Siyasi irade ve iltisaklı kamuoyu oluşturma aparatları tarafından IŞİD, Suriye’nin kuzeyinde PKK’yı durduran ve onunla mücadele eden bir güç gibi yansıtıldı. Üst düzey politikacılar IŞİD’den terör örgütü olarak bahsetmedi “aksine birkaç kızgın adam” olarak tanımlamak suretiyle nerdeyse masumiyetin bir tık ilerisinde yer aldıklarına dair bir kısım toplum mahfillerinde bir algı oluşumuna sebep oldular. Güvenlik güçleri, hukuki bazda profesyonel nitelikte mücadele için siyasi irade tarafından harekete geçirilmedi.
Diyarbakır İl Merkezinde genel seçim öncesi HDP mitinginde düzenlenen bombalı saldırı ile ilgili olarak polisin; hayatın doğal akışı içerisinde beklenenin aksine ve elde ettiği kurumsal düzeydeki profesyonelliği inkâr edercesine “son derece önemli hataları” ortaya çıktı. Ne yazık ki bu konuda etkin adli ve idari soruşturma süreci yürütülmedi. Urfa/Suruç saldırısının ardından da benzer nitelikteki ihmali olanlar hakkında işlem yapılmadı. Cumhuriyetin Başkentinde meydana gelen “Ankara patlamasında” tarihinde görülmemiş bir sayıda 102 kişi katledildi. Burada da kamuoyundaki tepkileri azaltmak adına sadece birkaç görevliyle ilgili basit idari işlem yapıldı.
Güvenlik sektörünün bu alanda yapacakları çalışmalarla ilgili olarak “işgüzarlıkla suçlanma” riski ve açıktan olmasa bile “dolaylı zarar görme” riski bir hayli yüksek. Ayrıca IŞİD eylemleri ve katliamları ile ilgili kendilerinden hesap sorulmayacağını düşünüyorlar. Siyasi irade tarafından ortaya konan bu yaklaşım güvenlik güçlerinin IŞİD’le etkin mücadelesini önlüyor.
29 Eylül 2015 günü Erdoğan 11. Muhtarlar Toplantısı'nda, "Bölgedeki kamu görevlilerinin gelişmeleri eksik, yanlış değerlendirmesi zafiyete yol açtı." diye konuştu. Söylenenler doğruydu. Ama “eksik ve yanlış değerlendirmenin” sorumlusu bürokrasiden daha çok siyasi iradeydi. Son dönemde, siyasi irade bilhassa güvenlik bürokrasisini yeniden yapılandırarak en üst düzeyde politize etti. Politize olan güvenlik ve istihbarat bürokrasisi de karar vericilere gerçekleri değil onların duymak istediklerini söyledi.

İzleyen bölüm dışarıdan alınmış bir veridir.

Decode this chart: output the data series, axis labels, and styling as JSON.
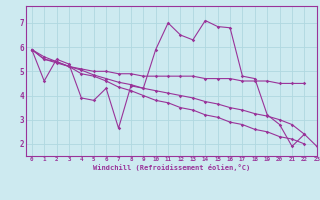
{
  "xlabel": "Windchill (Refroidissement éolien,°C)",
  "bg_color": "#cdeaf0",
  "line_color": "#993399",
  "grid_color": "#b0d8e0",
  "spine_color": "#993399",
  "xlim": [
    -0.5,
    23.0
  ],
  "ylim": [
    1.5,
    7.7
  ],
  "yticks": [
    2,
    3,
    4,
    5,
    6,
    7
  ],
  "xticks": [
    0,
    1,
    2,
    3,
    4,
    5,
    6,
    7,
    8,
    9,
    10,
    11,
    12,
    13,
    14,
    15,
    16,
    17,
    18,
    19,
    20,
    21,
    22,
    23
  ],
  "xtick_labels": [
    "0",
    "1",
    "2",
    "3",
    "4",
    "5",
    "6",
    "7",
    "8",
    "9",
    "10",
    "11",
    "12",
    "13",
    "14",
    "15",
    "16",
    "17",
    "18",
    "19",
    "20",
    "21",
    "22",
    "23"
  ],
  "series": [
    {
      "x": [
        0,
        1,
        2,
        3,
        4,
        5,
        6,
        7,
        8,
        9,
        10,
        11,
        12,
        13,
        14,
        15,
        16,
        17,
        18,
        19,
        20,
        21,
        22
      ],
      "y": [
        5.9,
        4.6,
        5.5,
        5.3,
        3.9,
        3.8,
        4.3,
        2.65,
        4.4,
        4.3,
        5.9,
        7.0,
        6.5,
        6.3,
        7.1,
        6.85,
        6.8,
        4.8,
        4.7,
        3.2,
        2.8,
        1.9,
        2.4
      ]
    },
    {
      "x": [
        0,
        1,
        2,
        3,
        4,
        5,
        6,
        7,
        8,
        9,
        10,
        11,
        12,
        13,
        14,
        15,
        16,
        17,
        18,
        19,
        20,
        21,
        22
      ],
      "y": [
        5.9,
        5.5,
        5.4,
        5.2,
        5.1,
        5.0,
        5.0,
        4.9,
        4.9,
        4.8,
        4.8,
        4.8,
        4.8,
        4.8,
        4.7,
        4.7,
        4.7,
        4.6,
        4.6,
        4.6,
        4.5,
        4.5,
        4.5
      ]
    },
    {
      "x": [
        0,
        1,
        2,
        3,
        4,
        5,
        6,
        7,
        8,
        9,
        10,
        11,
        12,
        13,
        14,
        15,
        16,
        17,
        18,
        19,
        20,
        21,
        22
      ],
      "y": [
        5.9,
        5.6,
        5.4,
        5.2,
        4.9,
        4.8,
        4.6,
        4.35,
        4.2,
        4.0,
        3.8,
        3.7,
        3.5,
        3.4,
        3.2,
        3.1,
        2.9,
        2.8,
        2.6,
        2.5,
        2.3,
        2.2,
        2.0
      ]
    },
    {
      "x": [
        0,
        1,
        2,
        3,
        4,
        5,
        6,
        7,
        8,
        9,
        10,
        11,
        12,
        13,
        14,
        15,
        16,
        17,
        18,
        19,
        20,
        21,
        22,
        23
      ],
      "y": [
        5.9,
        5.5,
        5.35,
        5.2,
        5.05,
        4.85,
        4.7,
        4.55,
        4.45,
        4.3,
        4.2,
        4.1,
        4.0,
        3.9,
        3.75,
        3.65,
        3.5,
        3.4,
        3.25,
        3.15,
        3.0,
        2.8,
        2.4,
        1.9
      ]
    }
  ]
}
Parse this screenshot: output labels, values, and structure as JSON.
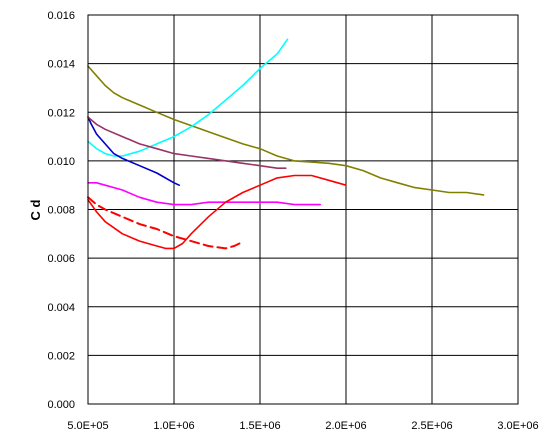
{
  "chart_data": {
    "type": "line",
    "title": "",
    "xlabel": "",
    "ylabel": "C d",
    "xlim": [
      500000,
      3000000
    ],
    "ylim": [
      0,
      0.016
    ],
    "grid": true,
    "legend": "none",
    "x_ticks": [
      500000,
      1000000,
      1500000,
      2000000,
      2500000,
      3000000
    ],
    "x_tick_labels": [
      "5.0E+05",
      "1.0E+06",
      "1.5E+06",
      "2.0E+06",
      "2.5E+06",
      "3.0E+06"
    ],
    "y_ticks": [
      0,
      0.002,
      0.004,
      0.006,
      0.008,
      0.01,
      0.012,
      0.014,
      0.016
    ],
    "y_tick_labels": [
      "0.000",
      "0.002",
      "0.004",
      "0.006",
      "0.008",
      "0.010",
      "0.012",
      "0.014",
      "0.016"
    ],
    "series": [
      {
        "color": "#808000",
        "dash": false,
        "points": [
          [
            500000,
            0.0139
          ],
          [
            550000,
            0.0135
          ],
          [
            600000,
            0.0131
          ],
          [
            650000,
            0.0128
          ],
          [
            700000,
            0.0126
          ],
          [
            800000,
            0.0123
          ],
          [
            900000,
            0.012
          ],
          [
            1000000,
            0.0117
          ],
          [
            1200000,
            0.0112
          ],
          [
            1400000,
            0.0107
          ],
          [
            1500000,
            0.0105
          ],
          [
            1600000,
            0.0102
          ],
          [
            1700000,
            0.01
          ],
          [
            1800000,
            0.00995
          ],
          [
            1900000,
            0.0099
          ],
          [
            2000000,
            0.0098
          ],
          [
            2100000,
            0.0096
          ],
          [
            2200000,
            0.0093
          ],
          [
            2300000,
            0.0091
          ],
          [
            2400000,
            0.0089
          ],
          [
            2500000,
            0.0088
          ],
          [
            2600000,
            0.0087
          ],
          [
            2700000,
            0.0087
          ],
          [
            2800000,
            0.0086
          ]
        ]
      },
      {
        "color": "#00FFFF",
        "dash": false,
        "points": [
          [
            500000,
            0.0108
          ],
          [
            550000,
            0.0105
          ],
          [
            600000,
            0.0103
          ],
          [
            650000,
            0.0102
          ],
          [
            700000,
            0.0102
          ],
          [
            800000,
            0.0104
          ],
          [
            900000,
            0.0107
          ],
          [
            1000000,
            0.011
          ],
          [
            1100000,
            0.0114
          ],
          [
            1200000,
            0.0119
          ],
          [
            1300000,
            0.0125
          ],
          [
            1400000,
            0.0131
          ],
          [
            1500000,
            0.0138
          ],
          [
            1600000,
            0.0144
          ],
          [
            1660000,
            0.015
          ]
        ]
      },
      {
        "color": "#0000CC",
        "dash": false,
        "points": [
          [
            500000,
            0.0118
          ],
          [
            520000,
            0.0115
          ],
          [
            550000,
            0.0111
          ],
          [
            600000,
            0.0107
          ],
          [
            650000,
            0.0103
          ],
          [
            700000,
            0.0101
          ],
          [
            800000,
            0.0098
          ],
          [
            900000,
            0.0095
          ],
          [
            1000000,
            0.0091
          ],
          [
            1030000,
            0.009
          ]
        ]
      },
      {
        "color": "#993366",
        "dash": false,
        "points": [
          [
            500000,
            0.0118
          ],
          [
            550000,
            0.0115
          ],
          [
            600000,
            0.0113
          ],
          [
            700000,
            0.011
          ],
          [
            800000,
            0.0107
          ],
          [
            900000,
            0.0105
          ],
          [
            1000000,
            0.0103
          ],
          [
            1100000,
            0.0102
          ],
          [
            1200000,
            0.0101
          ],
          [
            1400000,
            0.0099
          ],
          [
            1500000,
            0.0098
          ],
          [
            1600000,
            0.0097
          ],
          [
            1650000,
            0.0097
          ]
        ]
      },
      {
        "color": "#FF00FF",
        "dash": false,
        "points": [
          [
            500000,
            0.0091
          ],
          [
            550000,
            0.0091
          ],
          [
            600000,
            0.009
          ],
          [
            700000,
            0.0088
          ],
          [
            800000,
            0.0085
          ],
          [
            900000,
            0.0083
          ],
          [
            1000000,
            0.0082
          ],
          [
            1100000,
            0.0082
          ],
          [
            1200000,
            0.0083
          ],
          [
            1300000,
            0.0083
          ],
          [
            1500000,
            0.0083
          ],
          [
            1600000,
            0.0083
          ],
          [
            1700000,
            0.0082
          ],
          [
            1850000,
            0.0082
          ]
        ]
      },
      {
        "color": "#FF0000",
        "dash": false,
        "points": [
          [
            500000,
            0.0084
          ],
          [
            550000,
            0.0079
          ],
          [
            600000,
            0.0075
          ],
          [
            700000,
            0.007
          ],
          [
            800000,
            0.0067
          ],
          [
            900000,
            0.0065
          ],
          [
            950000,
            0.0064
          ],
          [
            1000000,
            0.0064
          ],
          [
            1050000,
            0.0066
          ],
          [
            1100000,
            0.007
          ],
          [
            1200000,
            0.0077
          ],
          [
            1300000,
            0.0083
          ],
          [
            1400000,
            0.0087
          ],
          [
            1500000,
            0.009
          ],
          [
            1600000,
            0.0093
          ],
          [
            1700000,
            0.0094
          ],
          [
            1800000,
            0.0094
          ],
          [
            1900000,
            0.0092
          ],
          [
            2000000,
            0.009
          ]
        ]
      },
      {
        "color": "#FF0000",
        "dash": true,
        "points": [
          [
            500000,
            0.0085
          ],
          [
            550000,
            0.0082
          ],
          [
            600000,
            0.008
          ],
          [
            700000,
            0.0077
          ],
          [
            800000,
            0.0074
          ],
          [
            900000,
            0.0072
          ],
          [
            1000000,
            0.0069
          ],
          [
            1100000,
            0.0067
          ],
          [
            1200000,
            0.0065
          ],
          [
            1300000,
            0.0064
          ],
          [
            1350000,
            0.0065
          ],
          [
            1380000,
            0.0066
          ]
        ]
      }
    ]
  }
}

25 Ekim 2014 günü Yüksekova’da bir Uzman Jandarma Çavuş ve iki Jandarma Er şehit edildi. Hakkâri Valiliğinden yapılan açıklamada olayla ilgili 3 kişinin gözaltına alındığı belirtildi. Davutoğlu’da aynı açıklamayı yaptı. Gözaltına alınan kişilerin olayla ilgisinin bulunmadığı belirlendi. Bingöl’de 09 Ekim 2014’te Emniyet Müdürü Atalay Ürker ve beraberindekilere saldırı düzenlendi. İki görevli şehit oldu. Valilik, silahlı saldırı sonrasında saldırıyı gerçekleştirenleri ele geçirmek amacıyla düzenlenen operasyonda, dört (4) teröristin ölü olarak ele geçirildiğini belirtti. Erdoğan, güvenlik güçlerinin anında katilleri bulduklarını ve ölü olarak ele geçirdiklerini, ayrıca dokuz (9) kişinin daha yakalandığını ve gözaltına alındığını söyledi. Ancak yapılan tahkikatlar neticesinde bahsi geçen şahısların olayla ilgisinin olmadığı anlaşıldı. 29 Ekim 2014 günü Diyarbakır’da Şehit edilen Astsubay Nejdet Aydoğdu ve 15 Ocak’ta Cizre’de vurularak öldürülen Nihat Kazanhan olaylarında da benzer skandallar yaşandı. Hatalı bilgilendirmeler ile ilgili hiçbir görevliye adli ve idari işlem yapılmadı. Bunlar sadece kamuoyuna yansıyanlardı.
Çatışma sürecinde de bürokrasi tarafından siyasi irade ve kamuoyunu sistematik olarak yanlış bilgilendirilmeye devam ediyor.
Ekim 2015’de Davutoğlu, "Türkiye'de intihar eylemi yapabilecek kişilerin belli bir listesi, şeyi dahi var. Biliyorsunuz bu, bir eylem hazırlığı içinde ama bunu gerçek bir eyleme dönüştürmedikçe veya elinizde o eylemin olabileceğine dair bir veri olmadıkça tutuklayamazsınız” dedi. Açıklama tam bir faciaydı. Davutoğlu’nun böylesine büyük bir skandala imza atmasına kendisini yanlış bilgilendiren güvenlik bürokrasisi sebep oldu. Ankara ve Suruç patlamaları ile ilgili de hem Erdoğan hem de Davutoğlu yaptıkları açıklamalarda gerçeklerle örtüşmeyen söylemlerde bulundular.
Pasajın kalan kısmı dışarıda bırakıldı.